King v Burwell, the lawsuit challenging the legality of subsidies for marketplace insurance premiums, was decided on June 25th by a 6-3 vote in the Supreme Court of the United States (SCOTUS), favoring the full intention of the law rather than the literal interpretation of the sentence in question.
The Supreme Court’s majority opinion stated that “Congress passed the Affordable Care Act to improve health insurance markets, not to destroy them. If at all possible, we must interpret the Act in a way that is consistent with the former, and avoids the latter. Section 26B can fairly be read consistent with what we see as Congress’s plan, and that is the reading we adopt.” The opposing opinion, however, called the decision “pure applesauce” and “jiggery-pokery.”
Whether you’re an individual with marketplace coverage or an employer, the outcome of King v Burwell affected you.
Insurance consumers in states with federally run marketplaces would have had to face some hard financial realities if the decision in King v Burwell struck down federal subsidies. Suddenly having to pay unsubsidized health insurance premiums would have meant unaffordable coverage for millions and likely would have resulted in dropped coverage, which would have had enormous impact on the very essence of the Affordable Care Act.
Presently, consumers with subsidies are paying, on average, about 28% of the premium. Simon Lazarus, senior counsel for the Constitutional Accountability Center, said prior to the hearing that a verdict in favor of the plaintiff would mean up to 87% of the population will not be able to afford insurance, essentially making exchanges inoperable and putting the entire system into a “death spiral.” Instead, SCOTUS upheld the premium subsidies, avoiding a massive decline in marketplace enrollment and a “let loose” of unaffordable premiums and maintaining the current US population’s access to affordable insurance.
Without the subsidies, the employer mandate would have become moot, as fines for employers are only triggered by workers obtaining a subsidy through the marketplace.

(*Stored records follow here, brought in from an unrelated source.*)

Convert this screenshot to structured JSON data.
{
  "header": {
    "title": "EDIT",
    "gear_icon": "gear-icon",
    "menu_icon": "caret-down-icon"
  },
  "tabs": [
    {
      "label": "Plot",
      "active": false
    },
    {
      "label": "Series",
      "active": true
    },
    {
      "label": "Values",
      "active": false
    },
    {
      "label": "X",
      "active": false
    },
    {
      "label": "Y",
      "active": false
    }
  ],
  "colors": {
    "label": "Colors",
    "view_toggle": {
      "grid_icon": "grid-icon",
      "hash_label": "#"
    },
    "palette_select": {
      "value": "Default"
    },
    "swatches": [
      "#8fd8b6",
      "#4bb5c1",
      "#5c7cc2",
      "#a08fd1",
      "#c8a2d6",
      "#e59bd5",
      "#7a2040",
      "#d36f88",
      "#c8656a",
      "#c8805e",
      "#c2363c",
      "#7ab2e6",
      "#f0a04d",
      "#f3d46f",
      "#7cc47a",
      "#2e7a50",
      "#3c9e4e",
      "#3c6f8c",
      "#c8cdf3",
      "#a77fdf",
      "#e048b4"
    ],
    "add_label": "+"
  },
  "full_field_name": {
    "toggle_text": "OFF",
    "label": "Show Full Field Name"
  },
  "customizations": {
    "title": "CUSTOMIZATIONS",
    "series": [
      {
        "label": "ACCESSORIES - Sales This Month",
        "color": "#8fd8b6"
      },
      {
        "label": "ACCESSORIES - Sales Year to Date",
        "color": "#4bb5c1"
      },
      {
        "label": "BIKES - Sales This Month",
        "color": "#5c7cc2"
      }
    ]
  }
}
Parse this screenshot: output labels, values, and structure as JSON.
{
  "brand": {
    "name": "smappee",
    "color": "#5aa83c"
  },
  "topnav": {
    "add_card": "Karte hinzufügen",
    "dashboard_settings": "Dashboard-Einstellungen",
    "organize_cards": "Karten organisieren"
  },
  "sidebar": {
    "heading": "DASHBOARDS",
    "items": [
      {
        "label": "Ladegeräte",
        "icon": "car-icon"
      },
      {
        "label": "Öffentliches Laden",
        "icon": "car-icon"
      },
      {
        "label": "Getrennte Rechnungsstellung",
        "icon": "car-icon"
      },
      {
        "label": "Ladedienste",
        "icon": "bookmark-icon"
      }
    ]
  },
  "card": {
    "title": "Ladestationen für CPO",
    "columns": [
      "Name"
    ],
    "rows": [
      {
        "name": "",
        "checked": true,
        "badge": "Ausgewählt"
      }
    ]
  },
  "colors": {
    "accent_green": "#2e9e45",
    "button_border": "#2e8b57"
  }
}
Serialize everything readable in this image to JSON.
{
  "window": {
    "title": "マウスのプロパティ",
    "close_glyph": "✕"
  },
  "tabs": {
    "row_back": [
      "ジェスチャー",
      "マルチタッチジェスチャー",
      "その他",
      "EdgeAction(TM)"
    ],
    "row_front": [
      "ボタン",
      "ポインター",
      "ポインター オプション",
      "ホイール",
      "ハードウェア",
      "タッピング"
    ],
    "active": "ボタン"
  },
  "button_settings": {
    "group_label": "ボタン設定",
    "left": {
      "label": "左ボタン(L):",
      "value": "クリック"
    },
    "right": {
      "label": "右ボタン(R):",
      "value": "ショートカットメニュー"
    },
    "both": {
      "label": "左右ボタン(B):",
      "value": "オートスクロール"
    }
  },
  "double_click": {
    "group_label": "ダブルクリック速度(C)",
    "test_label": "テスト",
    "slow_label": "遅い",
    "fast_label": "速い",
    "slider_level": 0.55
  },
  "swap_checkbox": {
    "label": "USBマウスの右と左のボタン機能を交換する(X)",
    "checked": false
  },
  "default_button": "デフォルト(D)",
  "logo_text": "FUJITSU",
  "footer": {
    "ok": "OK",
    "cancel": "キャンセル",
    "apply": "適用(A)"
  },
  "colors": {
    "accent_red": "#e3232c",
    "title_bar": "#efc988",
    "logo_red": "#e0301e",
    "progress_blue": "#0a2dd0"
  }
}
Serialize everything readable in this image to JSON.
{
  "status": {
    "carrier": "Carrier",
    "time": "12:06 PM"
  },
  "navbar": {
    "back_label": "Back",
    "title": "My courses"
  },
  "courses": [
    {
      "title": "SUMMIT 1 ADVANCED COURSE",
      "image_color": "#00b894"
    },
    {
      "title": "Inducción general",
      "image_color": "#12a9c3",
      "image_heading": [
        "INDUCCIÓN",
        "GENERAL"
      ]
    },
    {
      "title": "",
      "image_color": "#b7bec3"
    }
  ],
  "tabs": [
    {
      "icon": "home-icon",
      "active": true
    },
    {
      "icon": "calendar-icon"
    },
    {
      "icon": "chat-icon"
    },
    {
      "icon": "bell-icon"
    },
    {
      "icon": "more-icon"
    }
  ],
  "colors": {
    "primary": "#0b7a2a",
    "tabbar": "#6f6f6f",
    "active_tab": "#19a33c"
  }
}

Because of this, many employers between 50 and 100 Full Time Equivalents were waiting for the SCOTUS verdict before moving forward with plans for compliance in 2016.
With another case behind us ruling in favor of the ACA, President Obama’s statement that “The Affordable Care Act is here to stay,” seems to ring true. Therefore, employers will need to move quickly during the remainder of 2015 to get compliant and prepared for the requirements of the ACA’s employer mandate.
Critical items for Employers to consider include:
- Employer Shared Responsibility to offer insurance
- Affordability of plan offerings
- Health plan design
- Reporting requirements
- The upcoming Cadillac tax
- Ability to demonstrate compliance
Had the ACA been struck down by the Supreme Court last week, governors in the more than 30 states without state exchanges would have faced hard choices to address healthcare coverage for their constituents. While there were many different predictions on how congress and the individual states would respond to such a momentous decision, that all went by the wayside with the ruling to uphold subsidies.
With this final decision by the Supreme Court behind us, the focus in the healthcare industry will likely move from finding a way to repeal the law to finding a way to improve it. Janet Trautwein, CEO of the National Association of Health Underwriters says, “Since the continuity of subsidies in all exchanges is no longer in question, it is our hope that legislation to make health reform more workable for both individual and business consumers of health insurance will now be able to gain traction and move forward in Congress.”